In case I'd neglected to be blatant to the point of sheer annoyance, let me now cross that line without looking back: I HAVE A MARATHON IN LESS THAN TWO WEEKS. I also have a major event to help coordinate, I have a plane to catch, I have Christmas cards to write, I have binders to organize, I have shopping to do, I have three projects due at work by the end of next week, and I have a knee that, according to my articulate doctor, is "living on borrowed time." No, it doesn't hurt and it's not going to fall off or anything but my doctor says we need to address it A.S.A.P. after the marathon. Ugh.

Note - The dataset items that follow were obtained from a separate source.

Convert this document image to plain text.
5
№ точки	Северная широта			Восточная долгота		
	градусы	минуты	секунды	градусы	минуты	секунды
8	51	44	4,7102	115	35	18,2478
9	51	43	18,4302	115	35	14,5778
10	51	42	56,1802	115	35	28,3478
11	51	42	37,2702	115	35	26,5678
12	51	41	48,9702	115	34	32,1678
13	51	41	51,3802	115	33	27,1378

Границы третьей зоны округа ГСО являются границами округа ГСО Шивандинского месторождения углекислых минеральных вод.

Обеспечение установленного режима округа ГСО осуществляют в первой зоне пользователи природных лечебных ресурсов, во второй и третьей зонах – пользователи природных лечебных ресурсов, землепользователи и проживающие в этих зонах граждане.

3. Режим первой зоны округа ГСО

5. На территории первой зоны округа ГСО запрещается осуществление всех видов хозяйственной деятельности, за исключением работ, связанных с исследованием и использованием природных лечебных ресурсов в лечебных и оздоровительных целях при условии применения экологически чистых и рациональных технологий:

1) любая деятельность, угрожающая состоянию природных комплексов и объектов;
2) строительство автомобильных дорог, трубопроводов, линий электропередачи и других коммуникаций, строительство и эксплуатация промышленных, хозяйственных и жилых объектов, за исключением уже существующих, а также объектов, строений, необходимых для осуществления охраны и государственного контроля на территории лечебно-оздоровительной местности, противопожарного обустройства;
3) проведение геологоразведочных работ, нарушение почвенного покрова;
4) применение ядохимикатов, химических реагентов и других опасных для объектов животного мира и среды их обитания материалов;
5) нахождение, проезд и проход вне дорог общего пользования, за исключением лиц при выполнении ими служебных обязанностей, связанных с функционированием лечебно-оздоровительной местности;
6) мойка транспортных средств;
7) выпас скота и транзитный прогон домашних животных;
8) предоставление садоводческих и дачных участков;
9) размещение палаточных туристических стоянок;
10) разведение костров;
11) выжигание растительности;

Never having been known for my quiet suffering or rock-like strength, I apparently have not been hiding it well. I came a little unglued when the hostess set my glass of water on the table at lunch today and when I promptly said "Thank you" she said "yeah, whatever." So I said "Excuse me?" and she ignored me. So then we had to leave the restaurant because I'm certain that, no matter how you've trained, they won't let you out of jail to participate in a marathon if you're charged with Murder One. My poor, innocent lunch companions were kind enough to humor me but I am sure they won't put up with much more.

I'm not sure why I do this to myself. I'm not sure why I freak out internally (alright and a little externally) at these busy times. They are mostly my doing, I know, but you'd think I'd learn to just chill out a little. You'd think I'd learn to not worry. But no, I worry.

I worry about being late. I worry about forgetting something. I worry about not getting the right gift. I worry that I don't have time to read blogs. I worry that this makes me seem like a jerk. I worry about my parents. I worry about my dog. I worry about my money. I worry about my inability to refuse Christmas cookies. I worry about life changing. I worry about life never changing. I worry about the weather. I worry about my legs not wanting to carry me 26.2 miles. I worry I'm not seeing my friends enough. I worry and I worry. I freak out, and get temperamental. I break out from the stress. I get tired. And then, I worry some more.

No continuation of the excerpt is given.